We are the grooms parents and have helped the couple with some of the wedding expenses but the brides parents have offered no financial help at all. Only criticism. We are prepared to pay for the rehearsal dinner as well, and have been informed that a large group of the brides family is from out of town and planning to attend this wedding..are we required to invite all of the out of towners to the rehearsal dinner? I would prefer to not spend a lot of money on the rehearsal if the brides parents are not willing to share in the expense....Kind of feels like we would be paying for their family reunion.

Great question! These days, it's not expected that all out-of-towners will be invited to the rehearsal dinner, It's perfectly acceptable to limit the party to just immediate family and bridal party members. Perhaps you can suggest that the bride's family hosts a cocktail party at the hotel that same evening for out-of-town guests. Another hospitable gesture is to host a farewell brunch the morning after the wedding.

We are having a destination wedding where we are only inviting our immediate family, but we want to have a very casual reception/party at home for all of our other friends and family. Would it be acceptable to have our reception before we leave to our vacation?

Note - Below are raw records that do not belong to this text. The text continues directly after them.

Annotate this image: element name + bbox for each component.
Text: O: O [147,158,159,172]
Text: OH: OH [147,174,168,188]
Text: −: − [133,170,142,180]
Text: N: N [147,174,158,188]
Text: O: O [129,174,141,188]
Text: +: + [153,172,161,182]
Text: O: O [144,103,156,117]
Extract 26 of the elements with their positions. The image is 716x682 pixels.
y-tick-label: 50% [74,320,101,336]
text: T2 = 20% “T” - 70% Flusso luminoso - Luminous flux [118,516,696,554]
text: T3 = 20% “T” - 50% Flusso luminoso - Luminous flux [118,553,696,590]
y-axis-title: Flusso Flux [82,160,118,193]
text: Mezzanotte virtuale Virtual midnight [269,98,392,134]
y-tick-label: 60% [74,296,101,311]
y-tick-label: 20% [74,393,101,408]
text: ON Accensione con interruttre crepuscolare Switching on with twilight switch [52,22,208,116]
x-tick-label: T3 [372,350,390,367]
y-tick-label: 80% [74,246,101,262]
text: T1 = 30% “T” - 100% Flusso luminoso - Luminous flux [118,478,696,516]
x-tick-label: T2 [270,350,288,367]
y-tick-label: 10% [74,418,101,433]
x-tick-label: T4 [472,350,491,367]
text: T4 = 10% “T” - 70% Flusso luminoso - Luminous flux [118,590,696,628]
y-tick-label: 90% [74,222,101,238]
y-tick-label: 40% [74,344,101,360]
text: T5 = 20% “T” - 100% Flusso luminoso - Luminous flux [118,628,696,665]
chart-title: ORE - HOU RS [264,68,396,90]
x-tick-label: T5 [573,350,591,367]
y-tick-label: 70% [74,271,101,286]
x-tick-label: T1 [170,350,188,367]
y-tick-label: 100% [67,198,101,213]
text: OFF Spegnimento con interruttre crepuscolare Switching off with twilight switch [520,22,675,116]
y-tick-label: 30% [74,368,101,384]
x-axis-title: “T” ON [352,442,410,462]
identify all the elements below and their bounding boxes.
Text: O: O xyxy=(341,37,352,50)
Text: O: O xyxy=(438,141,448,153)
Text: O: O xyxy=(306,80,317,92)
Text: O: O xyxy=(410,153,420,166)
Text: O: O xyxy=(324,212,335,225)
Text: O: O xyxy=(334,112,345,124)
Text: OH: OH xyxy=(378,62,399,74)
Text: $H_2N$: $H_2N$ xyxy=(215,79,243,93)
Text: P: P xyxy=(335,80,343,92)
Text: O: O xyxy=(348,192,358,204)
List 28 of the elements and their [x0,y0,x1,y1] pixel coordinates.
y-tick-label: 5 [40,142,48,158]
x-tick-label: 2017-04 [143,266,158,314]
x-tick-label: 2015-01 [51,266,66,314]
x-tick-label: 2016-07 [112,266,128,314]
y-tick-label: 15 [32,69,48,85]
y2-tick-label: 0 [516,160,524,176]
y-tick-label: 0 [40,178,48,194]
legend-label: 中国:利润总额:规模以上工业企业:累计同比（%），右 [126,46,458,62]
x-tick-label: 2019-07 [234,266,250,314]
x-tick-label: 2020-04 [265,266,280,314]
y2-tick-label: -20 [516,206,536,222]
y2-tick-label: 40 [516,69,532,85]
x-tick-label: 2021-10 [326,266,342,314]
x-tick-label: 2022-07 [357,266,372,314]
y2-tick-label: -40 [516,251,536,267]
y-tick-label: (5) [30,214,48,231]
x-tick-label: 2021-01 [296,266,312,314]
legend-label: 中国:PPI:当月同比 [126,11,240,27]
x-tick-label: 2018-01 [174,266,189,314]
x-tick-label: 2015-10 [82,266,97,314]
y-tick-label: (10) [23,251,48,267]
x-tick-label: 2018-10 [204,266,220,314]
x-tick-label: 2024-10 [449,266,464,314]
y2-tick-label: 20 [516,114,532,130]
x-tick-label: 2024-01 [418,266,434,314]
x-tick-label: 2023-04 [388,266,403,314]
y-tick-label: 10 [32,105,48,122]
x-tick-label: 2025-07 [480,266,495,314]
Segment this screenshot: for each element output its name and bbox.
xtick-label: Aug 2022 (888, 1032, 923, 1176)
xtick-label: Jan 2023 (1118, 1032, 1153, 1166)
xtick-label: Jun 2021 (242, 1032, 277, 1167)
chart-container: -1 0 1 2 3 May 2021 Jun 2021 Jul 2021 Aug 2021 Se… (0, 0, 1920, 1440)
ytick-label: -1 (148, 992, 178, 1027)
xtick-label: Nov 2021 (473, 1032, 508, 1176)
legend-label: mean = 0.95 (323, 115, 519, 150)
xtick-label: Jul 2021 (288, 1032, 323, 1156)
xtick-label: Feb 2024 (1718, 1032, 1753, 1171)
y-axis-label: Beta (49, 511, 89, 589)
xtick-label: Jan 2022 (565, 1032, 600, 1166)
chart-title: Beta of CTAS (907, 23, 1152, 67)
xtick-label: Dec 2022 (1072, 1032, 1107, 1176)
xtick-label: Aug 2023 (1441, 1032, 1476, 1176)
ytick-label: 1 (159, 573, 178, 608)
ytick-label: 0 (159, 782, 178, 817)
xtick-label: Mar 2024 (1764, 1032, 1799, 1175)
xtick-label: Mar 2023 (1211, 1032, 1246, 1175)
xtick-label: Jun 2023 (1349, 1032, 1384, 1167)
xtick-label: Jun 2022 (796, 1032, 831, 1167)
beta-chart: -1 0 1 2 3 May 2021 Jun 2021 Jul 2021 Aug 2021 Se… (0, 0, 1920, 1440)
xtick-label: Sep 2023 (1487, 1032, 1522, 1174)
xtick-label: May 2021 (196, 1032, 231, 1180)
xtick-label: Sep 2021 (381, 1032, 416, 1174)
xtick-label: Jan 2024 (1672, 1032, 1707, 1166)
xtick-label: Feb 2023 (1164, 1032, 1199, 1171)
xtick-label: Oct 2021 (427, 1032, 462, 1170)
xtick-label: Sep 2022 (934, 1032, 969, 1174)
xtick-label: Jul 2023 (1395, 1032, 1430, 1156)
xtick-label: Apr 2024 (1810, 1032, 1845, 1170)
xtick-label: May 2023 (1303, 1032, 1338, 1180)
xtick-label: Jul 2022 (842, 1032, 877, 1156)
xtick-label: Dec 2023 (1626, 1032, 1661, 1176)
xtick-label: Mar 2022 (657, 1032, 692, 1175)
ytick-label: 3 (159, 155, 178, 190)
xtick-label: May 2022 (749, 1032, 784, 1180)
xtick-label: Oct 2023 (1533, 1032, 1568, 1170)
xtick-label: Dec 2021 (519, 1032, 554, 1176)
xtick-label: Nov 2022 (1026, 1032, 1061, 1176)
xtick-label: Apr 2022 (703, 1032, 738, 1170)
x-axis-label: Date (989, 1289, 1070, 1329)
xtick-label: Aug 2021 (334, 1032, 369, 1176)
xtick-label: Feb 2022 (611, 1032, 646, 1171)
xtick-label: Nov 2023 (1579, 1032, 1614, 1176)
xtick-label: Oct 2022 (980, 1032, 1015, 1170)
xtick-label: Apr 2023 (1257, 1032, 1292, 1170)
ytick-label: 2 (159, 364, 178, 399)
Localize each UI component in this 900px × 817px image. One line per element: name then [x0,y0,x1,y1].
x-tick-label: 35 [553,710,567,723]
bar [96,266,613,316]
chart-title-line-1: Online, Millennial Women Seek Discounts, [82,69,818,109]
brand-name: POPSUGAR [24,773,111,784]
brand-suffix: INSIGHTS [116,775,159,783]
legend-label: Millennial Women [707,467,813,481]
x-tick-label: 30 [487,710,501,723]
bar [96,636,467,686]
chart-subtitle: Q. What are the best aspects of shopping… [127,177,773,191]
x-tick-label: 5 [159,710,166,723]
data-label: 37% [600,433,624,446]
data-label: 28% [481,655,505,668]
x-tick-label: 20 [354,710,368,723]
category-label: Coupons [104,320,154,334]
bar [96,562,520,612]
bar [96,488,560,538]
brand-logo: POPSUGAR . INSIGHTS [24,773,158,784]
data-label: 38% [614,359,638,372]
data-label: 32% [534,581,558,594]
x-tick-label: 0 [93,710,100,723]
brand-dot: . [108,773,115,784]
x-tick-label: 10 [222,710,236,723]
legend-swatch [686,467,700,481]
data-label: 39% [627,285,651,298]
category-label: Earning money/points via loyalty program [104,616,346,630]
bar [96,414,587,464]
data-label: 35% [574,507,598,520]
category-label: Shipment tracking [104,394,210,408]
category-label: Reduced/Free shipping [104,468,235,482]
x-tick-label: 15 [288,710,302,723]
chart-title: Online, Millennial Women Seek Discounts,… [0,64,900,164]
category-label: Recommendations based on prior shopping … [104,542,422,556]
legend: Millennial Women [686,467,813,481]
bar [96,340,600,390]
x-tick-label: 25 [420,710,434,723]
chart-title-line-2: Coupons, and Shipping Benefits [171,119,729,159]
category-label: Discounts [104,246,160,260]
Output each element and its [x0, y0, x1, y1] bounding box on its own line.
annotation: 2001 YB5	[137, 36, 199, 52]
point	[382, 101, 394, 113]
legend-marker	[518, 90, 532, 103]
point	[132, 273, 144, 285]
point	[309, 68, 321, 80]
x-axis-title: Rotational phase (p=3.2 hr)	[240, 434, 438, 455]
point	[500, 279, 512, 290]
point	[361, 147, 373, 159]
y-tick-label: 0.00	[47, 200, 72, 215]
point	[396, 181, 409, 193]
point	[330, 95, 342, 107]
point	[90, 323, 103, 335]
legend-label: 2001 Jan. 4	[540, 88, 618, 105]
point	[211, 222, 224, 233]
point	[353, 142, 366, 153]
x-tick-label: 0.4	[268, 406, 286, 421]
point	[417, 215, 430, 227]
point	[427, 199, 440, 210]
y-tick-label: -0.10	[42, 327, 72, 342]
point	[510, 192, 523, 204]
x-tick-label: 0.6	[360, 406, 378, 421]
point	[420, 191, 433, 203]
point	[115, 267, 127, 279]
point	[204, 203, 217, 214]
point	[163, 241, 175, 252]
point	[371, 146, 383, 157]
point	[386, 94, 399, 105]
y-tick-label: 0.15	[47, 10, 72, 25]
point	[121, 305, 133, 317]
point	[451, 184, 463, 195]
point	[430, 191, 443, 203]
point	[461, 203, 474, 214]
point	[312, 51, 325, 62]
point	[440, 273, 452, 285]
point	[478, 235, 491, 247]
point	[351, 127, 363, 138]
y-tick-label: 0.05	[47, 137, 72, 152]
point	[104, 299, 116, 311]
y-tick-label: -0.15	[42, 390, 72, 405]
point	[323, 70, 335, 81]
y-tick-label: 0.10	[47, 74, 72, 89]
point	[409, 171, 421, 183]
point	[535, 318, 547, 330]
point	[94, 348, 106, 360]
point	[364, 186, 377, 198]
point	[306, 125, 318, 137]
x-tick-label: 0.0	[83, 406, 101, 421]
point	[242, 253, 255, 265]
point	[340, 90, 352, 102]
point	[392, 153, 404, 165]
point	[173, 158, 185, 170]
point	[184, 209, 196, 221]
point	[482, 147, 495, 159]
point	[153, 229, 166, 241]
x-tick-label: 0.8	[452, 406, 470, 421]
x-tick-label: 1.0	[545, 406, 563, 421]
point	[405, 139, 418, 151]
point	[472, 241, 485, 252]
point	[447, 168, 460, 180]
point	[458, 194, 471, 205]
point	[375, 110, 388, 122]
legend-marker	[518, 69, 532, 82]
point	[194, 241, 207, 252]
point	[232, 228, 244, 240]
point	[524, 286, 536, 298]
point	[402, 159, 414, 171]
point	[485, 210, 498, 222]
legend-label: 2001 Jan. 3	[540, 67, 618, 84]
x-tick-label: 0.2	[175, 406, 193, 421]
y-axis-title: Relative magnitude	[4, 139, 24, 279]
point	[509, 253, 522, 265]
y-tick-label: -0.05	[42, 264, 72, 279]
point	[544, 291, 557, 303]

wedding or pre wedding photography is always good it is a great way to express and capture feelings you can visit at

I have asked my 6 best friends and my fiancé's 2 sisters to be bridesmaids at our wedding. I couldn't choose any 1 person as my MOH so I don't have one. 1 of my girlfriends took the lead on planning the bachelorette party but no one has stepped up to plan/host my bridal shower. I don't want to make any of them feel obligated to be in charge of that so what would be the move here?